5G: Show me the money!

MWC-A showed that the industry is moving beyond hype and beginning to look at the complex trade-offs that are inherent in 5G deployment and economics.

Brass tacks: who will pay?  Will revenues cover costs? What deployment scenarios will drive and control costs? Can we capture incremental revenues?  And do revenues for each niche accrue to the public network or is it an orthogonal, stand-alone opportunity as is much of the  opportunity in industrial automation?  Several vendors weighed in on this. Below we outline a few where we had in-depth discussions.  We will address the Industrial opportunity in a following blog (and an upcoming Market Outlook report).

5G presents some technical and economic conundrums . . .

NOKIA notes that the added technology cost of 5G in low and mid-bands is vastly smaller than the cost of new site acquisition – the only densification alternative for many LTE regions today. This means that 5G’s biggest near-term driver may be capacity growth and spectrum exhaust, in both new and existing radio bands.  Nokia also showed early market data that indicates that 5G users consume roughly 3X more data than 4G users, while at the same time expecting similar monthly prices (ARPU). A classic scissor that challenges profitability and demands automation and both operational and capital cost reductions per GB delivered.

Sprint and Verizon showed rollout maps (but had little data on how they would turn these into incremental money), and sexy demos and presentations on Industrial and VR/AR services.  So where will the revenues for new, high performance services come from?  How do we change consumer expectations and trends? What sort of plans might segregate “evolutionary” use from “revolutionary” use?  We get the desire, we get the financial imperative, just not the consumer market mechanics.  Which leads us to . . .

Charging for new business models?

Do we even know what to charge for?

If not, is that any reason not to be prepared?

Amdocs, introduced its 5G-capable, agile and micro-services based RevenueOne charging solution in anticipation of 5G’s new business models. RevenueOne has some laudable qualities – it’s flexible, allowing for agile charging/service innovation, and modern and micro-services based, for scaling, cost and lower maintenance costs.  Good job there.  But what will those new revenues and business models be?  Some may be premium consumer offers, but EE (in the UK) has thrown water on that fire, and Nokia, above questioned some optimism, implicitly anyway. Many seem to be saying that consumers expect this to be a technology upgrade, within roughly the same ARPU envelope we have been at for decades; change from this consumer expectations inertia must be justified, not merely wished for.

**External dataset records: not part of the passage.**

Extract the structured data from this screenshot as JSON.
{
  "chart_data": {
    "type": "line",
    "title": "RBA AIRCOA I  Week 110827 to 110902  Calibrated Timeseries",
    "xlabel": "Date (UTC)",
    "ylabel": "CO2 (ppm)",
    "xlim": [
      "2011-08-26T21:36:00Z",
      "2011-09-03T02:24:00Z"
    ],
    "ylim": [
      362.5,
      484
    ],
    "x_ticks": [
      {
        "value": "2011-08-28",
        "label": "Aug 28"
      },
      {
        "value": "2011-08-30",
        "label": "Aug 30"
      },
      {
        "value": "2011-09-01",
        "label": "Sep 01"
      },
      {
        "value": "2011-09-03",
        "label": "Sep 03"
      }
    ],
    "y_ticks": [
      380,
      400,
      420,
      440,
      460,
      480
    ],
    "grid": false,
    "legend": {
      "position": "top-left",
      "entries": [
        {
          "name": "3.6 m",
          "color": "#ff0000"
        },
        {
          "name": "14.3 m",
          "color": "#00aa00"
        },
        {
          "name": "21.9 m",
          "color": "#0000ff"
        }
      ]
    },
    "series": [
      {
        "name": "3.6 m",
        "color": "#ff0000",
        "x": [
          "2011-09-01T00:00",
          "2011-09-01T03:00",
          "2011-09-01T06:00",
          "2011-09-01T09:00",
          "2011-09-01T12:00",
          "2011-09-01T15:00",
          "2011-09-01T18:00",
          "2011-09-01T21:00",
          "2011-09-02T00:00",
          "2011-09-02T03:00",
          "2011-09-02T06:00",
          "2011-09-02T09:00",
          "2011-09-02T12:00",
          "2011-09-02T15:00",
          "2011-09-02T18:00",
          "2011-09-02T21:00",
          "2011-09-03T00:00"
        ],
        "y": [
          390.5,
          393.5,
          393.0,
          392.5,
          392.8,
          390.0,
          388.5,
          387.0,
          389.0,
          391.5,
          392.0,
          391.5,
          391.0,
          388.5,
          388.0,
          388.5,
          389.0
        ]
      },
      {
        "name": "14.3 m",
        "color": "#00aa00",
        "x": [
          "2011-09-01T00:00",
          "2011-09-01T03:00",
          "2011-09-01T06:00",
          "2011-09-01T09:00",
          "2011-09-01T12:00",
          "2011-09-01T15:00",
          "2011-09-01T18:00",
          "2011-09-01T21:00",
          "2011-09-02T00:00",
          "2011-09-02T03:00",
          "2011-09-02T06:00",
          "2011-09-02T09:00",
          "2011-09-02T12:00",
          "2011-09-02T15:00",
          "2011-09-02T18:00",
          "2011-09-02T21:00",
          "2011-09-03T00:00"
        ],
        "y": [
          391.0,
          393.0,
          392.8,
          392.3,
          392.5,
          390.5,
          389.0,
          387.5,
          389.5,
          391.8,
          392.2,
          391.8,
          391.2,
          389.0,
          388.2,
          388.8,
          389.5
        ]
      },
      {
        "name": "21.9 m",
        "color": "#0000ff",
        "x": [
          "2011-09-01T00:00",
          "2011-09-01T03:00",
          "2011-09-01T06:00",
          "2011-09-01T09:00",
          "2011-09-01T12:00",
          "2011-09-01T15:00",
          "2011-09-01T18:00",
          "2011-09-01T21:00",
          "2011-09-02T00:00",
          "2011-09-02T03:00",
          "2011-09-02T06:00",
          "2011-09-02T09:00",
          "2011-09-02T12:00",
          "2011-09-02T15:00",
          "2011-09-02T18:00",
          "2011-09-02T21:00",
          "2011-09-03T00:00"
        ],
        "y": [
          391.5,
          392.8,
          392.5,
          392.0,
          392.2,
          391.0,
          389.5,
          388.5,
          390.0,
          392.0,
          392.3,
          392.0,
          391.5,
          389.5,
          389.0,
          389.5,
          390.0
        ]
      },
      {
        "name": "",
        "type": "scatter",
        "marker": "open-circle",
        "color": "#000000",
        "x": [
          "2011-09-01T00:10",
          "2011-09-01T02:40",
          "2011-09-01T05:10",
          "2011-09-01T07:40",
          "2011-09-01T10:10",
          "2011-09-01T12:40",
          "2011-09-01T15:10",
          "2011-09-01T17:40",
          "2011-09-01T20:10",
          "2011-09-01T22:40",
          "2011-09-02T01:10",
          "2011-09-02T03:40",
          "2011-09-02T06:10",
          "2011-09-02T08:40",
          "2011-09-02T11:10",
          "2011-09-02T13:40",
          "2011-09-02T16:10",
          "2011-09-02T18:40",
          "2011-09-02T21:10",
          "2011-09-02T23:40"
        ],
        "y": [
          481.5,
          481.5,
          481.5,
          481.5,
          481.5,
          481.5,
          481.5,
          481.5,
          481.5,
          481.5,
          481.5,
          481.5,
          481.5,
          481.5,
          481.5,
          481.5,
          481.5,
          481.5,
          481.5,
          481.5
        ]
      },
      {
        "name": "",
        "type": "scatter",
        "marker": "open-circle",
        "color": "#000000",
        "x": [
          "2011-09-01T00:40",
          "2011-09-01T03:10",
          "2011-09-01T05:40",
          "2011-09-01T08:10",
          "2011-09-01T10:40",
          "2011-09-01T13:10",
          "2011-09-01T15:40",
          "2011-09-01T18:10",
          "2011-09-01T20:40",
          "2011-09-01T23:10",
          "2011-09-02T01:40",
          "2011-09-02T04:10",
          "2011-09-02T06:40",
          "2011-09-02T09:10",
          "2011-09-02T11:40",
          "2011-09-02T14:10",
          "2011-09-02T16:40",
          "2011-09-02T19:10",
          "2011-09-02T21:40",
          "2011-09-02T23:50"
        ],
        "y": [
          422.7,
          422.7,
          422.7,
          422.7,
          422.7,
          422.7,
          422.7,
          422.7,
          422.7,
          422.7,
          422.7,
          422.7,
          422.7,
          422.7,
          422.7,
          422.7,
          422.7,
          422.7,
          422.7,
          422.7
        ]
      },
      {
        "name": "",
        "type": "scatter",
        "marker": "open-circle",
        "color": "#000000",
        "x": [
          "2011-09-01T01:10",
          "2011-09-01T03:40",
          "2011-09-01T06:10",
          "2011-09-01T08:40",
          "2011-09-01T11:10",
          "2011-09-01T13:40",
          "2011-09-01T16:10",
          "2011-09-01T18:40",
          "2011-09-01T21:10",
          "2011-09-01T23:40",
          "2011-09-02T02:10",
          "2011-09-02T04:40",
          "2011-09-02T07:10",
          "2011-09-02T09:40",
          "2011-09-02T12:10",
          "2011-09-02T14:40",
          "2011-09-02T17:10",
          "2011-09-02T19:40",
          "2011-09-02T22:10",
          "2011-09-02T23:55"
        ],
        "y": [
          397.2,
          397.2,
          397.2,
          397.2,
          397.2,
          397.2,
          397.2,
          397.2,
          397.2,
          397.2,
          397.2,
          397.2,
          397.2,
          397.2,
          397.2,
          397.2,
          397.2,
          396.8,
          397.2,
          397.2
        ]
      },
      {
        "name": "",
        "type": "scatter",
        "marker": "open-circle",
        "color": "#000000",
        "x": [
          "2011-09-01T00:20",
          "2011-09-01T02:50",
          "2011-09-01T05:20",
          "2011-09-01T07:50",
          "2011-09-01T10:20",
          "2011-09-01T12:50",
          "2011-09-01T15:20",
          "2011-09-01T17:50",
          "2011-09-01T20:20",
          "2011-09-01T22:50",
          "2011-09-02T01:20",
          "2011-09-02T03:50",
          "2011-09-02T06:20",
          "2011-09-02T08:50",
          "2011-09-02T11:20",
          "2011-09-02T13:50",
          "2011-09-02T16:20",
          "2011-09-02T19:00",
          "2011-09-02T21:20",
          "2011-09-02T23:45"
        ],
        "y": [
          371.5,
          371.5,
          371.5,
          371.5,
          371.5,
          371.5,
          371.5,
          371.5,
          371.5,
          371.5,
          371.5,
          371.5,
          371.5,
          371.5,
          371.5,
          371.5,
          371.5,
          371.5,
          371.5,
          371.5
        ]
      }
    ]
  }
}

Another promising source of new revenue looks to be industrial enterprise commercial models, but those look like large, SLA-bound, outsourcing/NaaS/SI deals, not the sort of thing that goes into the traditional billing and charging systems – and legal documents are rarely agile (with apologies to any lawyers reading this). In Appledore’s opinion we don’t yet know the killer apps – but as with things like SMS in the past, the killer app will raise its head, and we need to be ready.  This may be the greatest argument for new offers like Amdocs’ (and to be fair, others who have made similar introductions).

Take-aways

  • 5G really is happening, but it will be a slower burn than the 4G swap out
  • The industry must look to individual use cases in order to do meaningful planning
  • 5G deployment will be varied and heterogeneous, with low tier, small (millimeter) cells, private 5G, and Fixed Wireless variants. Revenues are unlikely to comingle except across cell size tiers
  • 5G will coexist with LTE for many, many years (which suggests one commercialization / differentiation path…)
  • Traffic and usage are likely to rise significantly, yet it is unclear how this will generate proportional increases in revenue
  • Which means costs must fall, and automation increase
  • Given than “killer apps” and the final commercial models are unknown, we need agile charging and service innovation infrastructure to quickly capitalize on opportunities

5G is exciting, and promises paradigm-shifting performance, but at a cost in terms of business model impact, cost, and deployment complexity.  As an industry, we need to look hard at those cost and practicality tradeoffs if we wish to avoid expensive mistakes and fully capitalize on the opportunity.  Even then, Appledore predict it will take many years for most of the new business opportunities to mature.